Ertelemeye “mahkeme” karar verebileceğinden Yargıtay erteleme kararı veremez. Erteleme kararının, maddi vakıalara dayandığı ve takdire bağlı olduğu düşünülecek olursa ertelemeye Yargıtay’ca karar verilememesi haklı görülür. Bu nedenle aksi içtihatta bulunmuş olan Askeri Yargıtay’ın görüşünün kabulü imkansızdır. (Erteleme mahiyeti itibari ile beraat namı altında (!) bir hali hukuki olduğuna göre Askeri Temyiz Mahkemesi İkinci Dairesinin kararı “ertelemeye Yargıtay’ca karar verilebileceğine dair” yerindedir. Askeri Yargıtay GK. 20.06.1944, 1666/1508).

CMUK’nun 322. maddesinde her ne kadar Yargıtay’ın davanın esasına hükmedebileceği haller mevcut ise de, bu hallere ertelemenin

227 Önder, s. 213.

90

uygulanması mümkün değildir. Çünkü erteleme “beraat” sayılamaz. (CMUK.322, B.2). Bu yola Yargıtay gidemeyecektir.
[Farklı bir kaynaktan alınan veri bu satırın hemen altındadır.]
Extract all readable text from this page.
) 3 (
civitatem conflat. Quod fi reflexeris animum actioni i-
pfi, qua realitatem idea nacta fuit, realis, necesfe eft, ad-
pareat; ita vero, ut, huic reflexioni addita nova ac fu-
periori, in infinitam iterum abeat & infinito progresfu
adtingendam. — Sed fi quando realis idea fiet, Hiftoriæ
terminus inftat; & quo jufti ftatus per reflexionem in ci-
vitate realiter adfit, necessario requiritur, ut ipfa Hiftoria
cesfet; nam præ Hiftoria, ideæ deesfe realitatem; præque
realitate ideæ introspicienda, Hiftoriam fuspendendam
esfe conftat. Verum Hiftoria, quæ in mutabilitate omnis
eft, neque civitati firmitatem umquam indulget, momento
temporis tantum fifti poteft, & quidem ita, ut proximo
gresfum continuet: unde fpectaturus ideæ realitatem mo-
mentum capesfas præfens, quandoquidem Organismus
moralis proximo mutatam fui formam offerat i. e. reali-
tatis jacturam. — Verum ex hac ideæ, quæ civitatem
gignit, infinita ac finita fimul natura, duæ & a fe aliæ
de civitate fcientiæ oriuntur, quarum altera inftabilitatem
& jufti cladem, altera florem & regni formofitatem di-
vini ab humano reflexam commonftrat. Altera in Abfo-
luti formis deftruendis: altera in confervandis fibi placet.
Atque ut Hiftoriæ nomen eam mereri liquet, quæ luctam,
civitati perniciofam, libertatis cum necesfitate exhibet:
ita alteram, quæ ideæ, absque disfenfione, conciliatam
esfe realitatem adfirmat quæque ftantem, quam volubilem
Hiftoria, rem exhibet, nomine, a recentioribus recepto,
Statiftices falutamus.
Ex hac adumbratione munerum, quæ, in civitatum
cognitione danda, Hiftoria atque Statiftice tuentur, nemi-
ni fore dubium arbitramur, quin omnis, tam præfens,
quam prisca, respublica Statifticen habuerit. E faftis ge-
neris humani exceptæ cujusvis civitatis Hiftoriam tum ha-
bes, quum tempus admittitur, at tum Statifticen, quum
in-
Her ne kadar cezayı kesinleştirebilen makamın bunu erteleyemeyeceğini, yani çoğu yapabilenin azı yapamayacağını iddia etmek doğru gözükmese de, erteleme kararının isabetli olması gerektiği, bu isabetin ise, suçlunun “geçmişteki hali” ve “suç işleme hususunda eğilimi”nin takdiri ile sağlanabileceği ve bu hususta yetkili makamın suçlu ile temas halinde bulunan mahalli (yerel) mahkeme olabileceği düşünülürse, Yargıtay’a bu yolda bir yetki tanınmamasının uygun olacağı sonucuna varılır.

647 Sayılı Kanun, ertelemeye karar vermek yetkisini mahkeme başkanına değil, “mahkemeye” vermiştir. Mahkeme başkanının başkan sıfatı ile erteleme hususunda haiz olduğu yetki “ihtar”ın yapılmasına (765 sayılı TCK.94) ilişkindir229.